In der Berliner U-Bahn der Linie U3 wurden am Samstagabend mehrere Fahrgäste von einem 19 Jahre alten Täter bedroht und beleidigt. Insbesondere zwei mit Pride-Shirts bekleidete Männer waren das auserkorene Ziel des Täters, die er homophob bepöbelte. Dieses teilte die Polizei am Sonntag mit.

Der junge Täter war alkoholisiert und war laut Polizei mit seiner ebenfalls alkoholisierten Mutter unterwegs.

Wie dpa berichtet wurden auch noch weitere Fahrgäste von dem 19-jährigen bedroht und mit volksverhetzenden Parolen lautstark beschimpft. Unter anderem rief der alkoholisierte Täter auch immer wieder “Nazi-Power”.

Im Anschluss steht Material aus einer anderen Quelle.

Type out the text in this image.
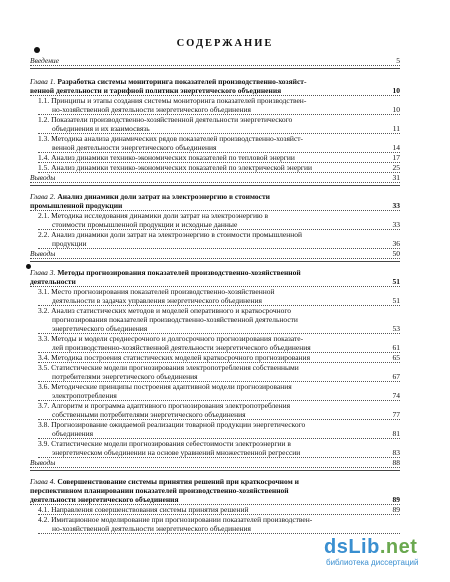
СОДЕРЖАНИЕ
Введение	5
Глава 1. Разработка системы мониторинга показателей производственно-хозяйст-
венной деятельности и тарифной политики энергетического объединения	10
1.1. Принципы и этапы создания системы мониторинга показателей производствен-
но-хозяйственной деятельности энергетического объединения	10
1.2. Показатели производственно-хозяйственной деятельности энергетического
объединения и их взаимосвязь	11
1.3. Методика анализа динамических рядов показателей производственно-хозяйст-
венной деятельности энергетического объединения	14
1.4. Анализ динамики технико-экономических показателей по тепловой энергии	17
1.5. Анализ динамики технико-экономических показателей по электрической энергии	25
Выводы	31
Глава 2. Анализ динамики доли затрат на электроэнергию в стоимости
промышленной продукции	33
2.1. Методика исследования динамики доли затрат на электроэнергию в
стоимости промышленной продукции и исходные данные	33
2.2. Анализ динамики доли затрат на электроэнергию в стоимости промышленной
продукции	36
Выводы	50
Глава 3. Методы прогнозирования показателей производственно-хозяйственной
деятельности	51
3.1. Место прогнозирования показателей производственно-хозяйственной
деятельности в задачах управления энергетического объединения	51
3.2. Анализ статистических методов и моделей оперативного и краткосрочного
прогнозирования показателей производственно-хозяйственной деятельности
энергетического объединения	53
3.3. Методы и модели среднесрочного и долгосрочного прогнозирования показате-
лей производственно-хозяйственной деятельности энергетического объединения	61
3.4. Методика построения статистических моделей краткосрочного прогнозирования	65
3.5. Статистические модели прогнозирования электропотребления собственными
потребителями энергетического объединения	67
3.6. Методические принципы построения адаптивной модели прогнозирования
электропотребления	74
3.7. Алгоритм и программа адаптивного прогнозирования электропотребления
собственными потребителями энергетического объединения	77
3.8. Прогнозирование ожидаемой реализации товарной продукции энергетического
объединения	81
3.9. Статистические модели прогнозирования себестоимости электроэнергии в
энергетическом объединении на основе уравнений множественной регрессии	83
Выводы	88
Глава 4. Совершенствование системы принятия решений при краткосрочном и
перспективном планировании показателей производственно-хозяйственной
деятельности энергетического объединения	89
4.1. Направления совершенствования системы принятия решений	89
4.2. Имитационное моделирование при прогнозировании показателей производствен-
но-хозяйственной деятельности энергетического объединения
dsLib.net
библиотека диссертаций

Der Vorfall zog sich hin von der Station Nollendorfplatz bis zum Heidelberger Platz.

Eine Polizeisprecherin gegenüber dpa

Nun wartet auf den Mann eine Strafverfolgung wegen Beleidigung, Volksverhetzung und Bedrohung. Die Ermittlungen wurde vom Staatsschutz, einer Abteilung der Polizei für politisch motivierte Kriminalität, übernommen.

Am Samstag feierten rund eine Millionen Menschen den Christopher Street Day. Schade dass die Stimmung, zumindest der zwei angepöbelten schwulen Männer, somit genommen wurde.